Comme son titre ne l’indique pas, le disque que nous offre Nour Ayadi débute par Francis Poulenc et ses Soirées de Nazelles et Trois novelettes. Défiant la chronologie, ces œuvres bien trop peu mises en valeur, singulières même pour Poulenc dont le fond d’inspiration, ou bien la crête, est tout de même religieux, préparent le Carnaval de Robert Schumann. Même si cette dernière œuvre n’est pas dénuée d’ambiguïtés, disons d’humeurs qui vont souvent d’un extrême à l’autre, il reste que c’est en plus de ses aspects d’humour et de malice une danse joyeuse avec ses accents orientaux – ou bien ?, c’est un effet d’écoute en tout cas, dans la première pièce qui est proposée par Nour Ayadi – qui l’a peut-être engagée à jouer cette suite de Poulenc.

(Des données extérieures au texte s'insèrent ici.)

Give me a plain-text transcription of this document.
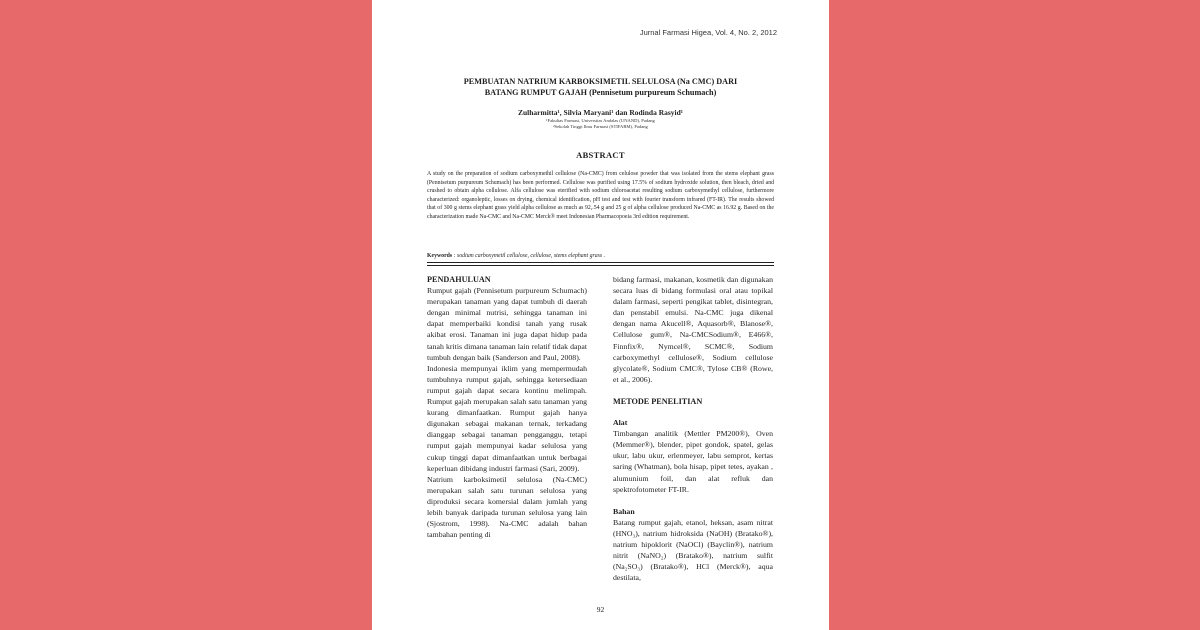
Jurnal Farmasi Higea, Vol. 4, No. 2, 2012
PEMBUATAN NATRIUM KARBOKSIMETIL SELULOSA (Na CMC) DARI
BATANG RUMPUT GAJAH (Pennisetum purpureum Schumach)
Zulharmitta¹, Silvia Maryani¹ dan Rodinda Rasyid¹
¹Fakultas Farmasi, Universitas Andalas (UNAND), Padang
²Sekolah Tinggi Ilmu Farmasi (STIFARM), Padang
ABSTRACT
A study on the preparation of sodium carboxymethil cellulose (Na-CMC) from celulose powder that was isolated from the stems elephant grass (Pennisetum purpureum Schumach) has been performed. Cellulose was purified using 17.5% of sodium hydroxide solution, then bleach, dried and crushed to obtain alpha cellulose. Alfa cellulose was eterified with sodium chloroacetat resulting sodium carboxymethyl cellulose, furthermore characterized: organoleptic, losses on drying, chemical identification, pH test and test with fourier transform infrared (FT-IR). The results showed that of 300 g stems elephant grass yield alpha cellulose as much as 92,.54 g and 25 g of alpha cellulose produced Na-CMC as 16.92 g. Based on the characterization made Na-CMC and Na-CMC Merck® meet Indonesian Pharmacopoeia 3rd edition requirement.
Keywords : sodium carboxymetil cellulose, cellulose, stems elephant grass .

PENDAHULUAN

Rumput gajah (Pennisetum purpureum Schumach) merupakan tanaman yang dapat tumbuh di daerah dengan minimal nutrisi, sehingga tanaman ini dapat memperbaiki kondisi tanah yang rusak akibat erosi. Tanaman ini juga dapat hidup pada tanah kritis dimana tanaman lain relatif tidak dapat tumbuh dengan baik (Sanderson and Paul, 2008).

Indonesia mempunyai iklim yang mempermudah tumbuhnya rumput gajah, sehingga ketersediaan rumput gajah dapat secara kontinu melimpah. Rumput gajah merupakan salah satu tanaman yang kurang dimanfaatkan. Rumput gajah hanya digunakan sebagai makanan ternak, terkadang dianggap sebagai tanaman pengganggu, tetapi rumput gajah mempunyai kadar selulosa yang cukup tinggi dapat dimanfaatkan untuk berbagai keperluan dibidang industri farmasi (Sari, 2009).

Natrium karboksimetil selulosa (Na-CMC) merupakan salah satu turunan selulosa yang diproduksi secara komersial dalam jumlah yang lebih banyak daripada turunan selulosa yang lain (Sjostrom, 1998). Na-CMC adalah bahan tambahan penting di

bidang farmasi, makanan, kosmetik dan digunakan secara luas di bidang formulasi oral atau topikal dalam farmasi, seperti pengikat tablet, disintegran, dan penstabil emulsi. Na-CMC juga dikenal dengan nama Akucell®, Aquasorb®, Blanose®, Cellulose gum®, Na-CMCSodium®, E466®, Finnfix®, Nymcel®, SCMC®, Sodium carboxymethyl cellulose®, Sodium cellulose glycolate®, Sodium CMC®, Tylose CB® (Rowe, et al., 2006).

METODE PENELITIAN

Alat

Timbangan analitik (Mettler PM200®), Oven (Memmer®), blender, pipet gondok, spatel, gelas ukur, labu ukur, erlenmeyer, labu semprot, kertas saring (Whatman), bola hisap, pipet tetes, ayakan , alumunium foil, dan alat refluk dan spektrofotometer FT-IR.

Bahan

Batang rumput gajah, etanol, heksan, asam nitrat (HNO₃), natrium hidroksida (NaOH) (Bratako®), natrium hipoklorit (NaOCl) (Bayclin®), natrium nitrit (NaNO₂) (Bratako®), natrium sulfit (Na₂SO₃) (Bratako®), HCl (Merck®), aqua destilata,

92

La jeune pianiste, manifestement très originale non seulement par sa programmation, mais avant tout par la tonalité fondamentale qu’elle lui donne, à savoir précisément cette joie, et puis l’usage délicat de cette chose, la plus difficile qui soit en particulier en musique, à savoir l’humour, et aussi l’ironie, lui permet ce tourbillon que le Carnaval de Schumann emmène au plus loin, aux extrêmes en effet, d’où un retour circulaire possible de l’écoute sur la belle mélancolie des pièces de Poulenc.
Bien sûr, le Carnaval est un cheval de bataille du répertoire. Mais au lieu de comparer la version qu’en donne Nour Ayadi avec celles de ses prédécesseurs, tous impressionnants, depuis les antithèses que furent V. Horowitz et Y.Nat, mieux vaut, et ce serait une belle règle herméneutique à se donner, écouter ce qu’on entend ici. Donc, non pas s’interroger sur des différences d’interprétation, ou sur des influences, mais suspendre, au lieu de sans cesse juger en recourant d’ailleurs pour seuls arguments à l’accumulation d’épithètes, ce genre de réflexes et prêter vraiment l’oreille. Ce que nous dit Nour Ayadi est alors la seule chose qui importe. Ne plus comparer avec ce qu’on n’entend pas à l’instant, mais écouter. Le bénéfice, on peut l’expérimenter, est immédiat : les œuvres se trouvent rafraîchies, elles ne constituent plus un prétexte pour le jeu et la virtuosité, mais elles se mettent à parler d’elles-mêmes. Et Nour Ayadi leur prête sa belle voix, on peut dire cela, qui caractérise son approche personnelle, enjouée et décidée, de la musique.
Une nouvelle fois, Scala nous fait découvrir de jeunes mais déjà très grands artistes.